There will be a huge need for relief support for Haiti in the coming weeks, but if you would rather think long term with us and support lasting investment in Haiti we would love it if you would choose to support the work of Clean Water for Haiti. $100 will provide the funding needed to build, deliver, install and follow up on a filter for a Haitian family. We are also desperately in need of a new truck to help meet the demand for filters.
If you are interested in supporting some kind of specific relief work we would encourage you to be very intentional about which organization(s) you support. Much was learned after the earthquake here, and I’m sure we can all think of articles we’ve read or things we’ve seen or heard on the news about aid done poorly in Haiti. When you consider who to support, please give to smaller, grass roots organizations that have people here on the ground full time. These organizations are already established, they have relationships within the communities they serve, they have an understanding of the culture that will allow them to be more effective, often their overhead is lower, and they will know how to work more effectively with the communities they want to serve.

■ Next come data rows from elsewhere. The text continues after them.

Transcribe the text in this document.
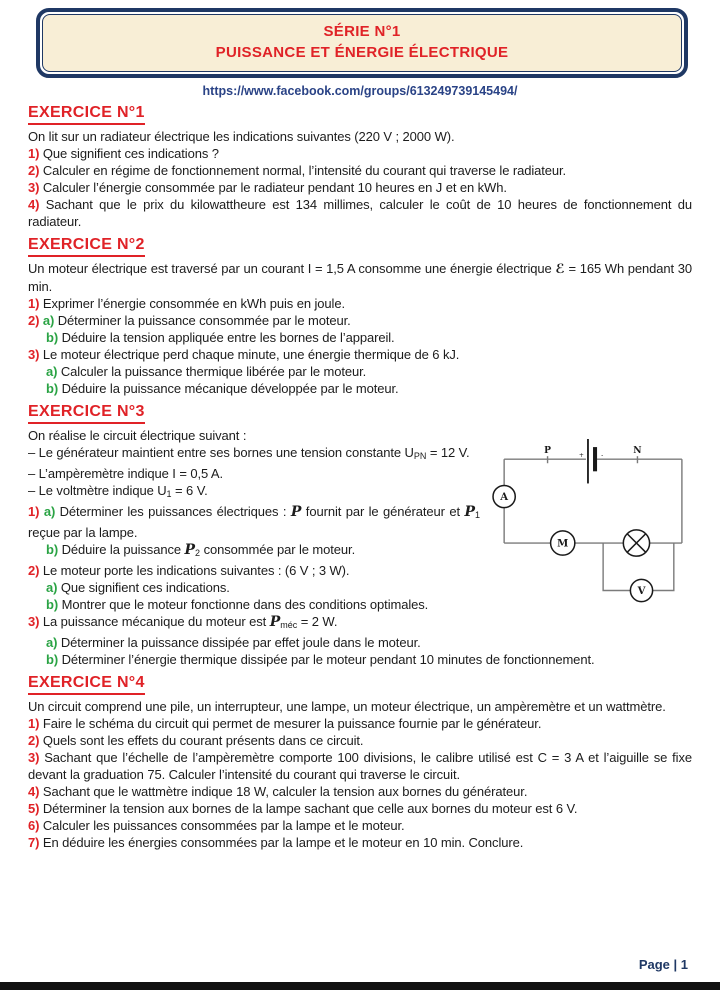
SÉRIE N°1
PUISSANCE ET ÉNERGIE ÉLECTRIQUE
https://www.facebook.com/groups/613249739145494/
EXERCICE N°1
On lit sur un radiateur électrique les indications suivantes (220 V ; 2000 W).
1) Que signifient ces indications ?
2) Calculer en régime de fonctionnement normal, l’intensité du courant qui traverse le radiateur.
3) Calculer l’énergie consommée par le radiateur pendant 10 heures en J et en kWh.
4) Sachant que le prix du kilowattheure est 134 millimes, calculer le coût de 10 heures de fonctionnement du radiateur.
EXERCICE N°2
Un moteur électrique est traversé par un courant I = 1,5 A consomme une énergie électrique ℰ = 165 Wh pendant 30 min.
1) Exprimer l’énergie consommée en kWh puis en joule.
2) a) Déterminer la puissance consommée par le moteur.
b) Déduire la tension appliquée entre les bornes de l’appareil.
3) Le moteur électrique perd chaque minute, une énergie thermique de 6 kJ.
a) Calculer la puissance thermique libérée par le moteur.
b) Déduire la puissance mécanique développée par le moteur.
EXERCICE N°3
+	-
P	N
A
M
V
On réalise le circuit électrique suivant :
– Le générateur maintient entre ses bornes une tension constante UPN = 12 V.
– L’ampèremètre indique I = 0,5 A.
– Le voltmètre indique U1 = 6 V.
1) a) Déterminer les puissances électriques : P fournit par le générateur et P1 reçue par la lampe.
b) Déduire la puissance P2 consommée par le moteur.
2) Le moteur porte les indications suivantes : (6 V ; 3 W).
a) Que signifient ces indications.
b) Montrer que le moteur fonctionne dans des conditions optimales.
3) La puissance mécanique du moteur est Pméc = 2 W.
a) Déterminer la puissance dissipée par effet joule dans le moteur.
b) Déterminer l’énergie thermique dissipée par le moteur pendant 10 minutes de fonctionnement.
EXERCICE N°4
Un circuit comprend une pile, un interrupteur, une lampe, un moteur électrique, un ampèremètre et un wattmètre.
1) Faire le schéma du circuit qui permet de mesurer la puissance fournie par le générateur.
2) Quels sont les effets du courant présents dans ce circuit.
3) Sachant que l’échelle de l’ampèremètre comporte 100 divisions, le calibre utilisé est C = 3 A et l’aiguille se fixe devant la graduation 75. Calculer l’intensité du courant qui traverse le circuit.
4) Sachant que le wattmètre indique 18 W, calculer la tension aux bornes du générateur.
5) Déterminer la tension aux bornes de la lampe sachant que celle aux bornes du moteur est 6 V.
6) Calculer les puissances consommées par la lampe et le moteur.
7) En déduire les énergies consommées par la lampe et le moteur en 10 min. Conclure.
Page | 1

As you consider giving, I would also ask you to give much needed funding rather than collecting items for Haiti unless you have been given a specific needs list. Funding allows organizations on the ground to buy from local merchants, whether it’s a family selling shoes and clothing in the market, or local grocery stores and warehouses when buying food and materials to rebuild. Buying local does double duty – it meets a specific need, but also puts income back in the hands of the families that so desperately need it right now. When we want to help rebuild, we should want to do that in a way that truly loves people, even if it leaves us feeling a little less involved.
Lastly, while I know there is a huge desire to come and be “hands and feet” let’s remember that Haiti has over 10 million people on this tiny island. Let’s love people well by letting them have the opportunity to be employed by these local organizations as the cleaning and rebuilding happens. Let’s let men and women know the dignity of providing for their families and building into their communities. Let’s honor the skills that so many have and let them lead in the construction realm as this all unfolds. If you want to be “hands and feet” ask the organizations that are here on the ground how you can best do that, then do it, and do it with all your heart.
One of the beautiful things that has already come out of this disaster is that organizations and their staff all over Haiti are sharing one voice as we ask people to be deliberate, intentional, and thoughtful as they help. Let’s work together to come alongside the people of Haiti as we help them rebuild, and do it in a way that empowers them.
Thank you for your continued prayers in the past few days. Please continue to pray for the people of Haiti as they once again rise and show the world how strong they are.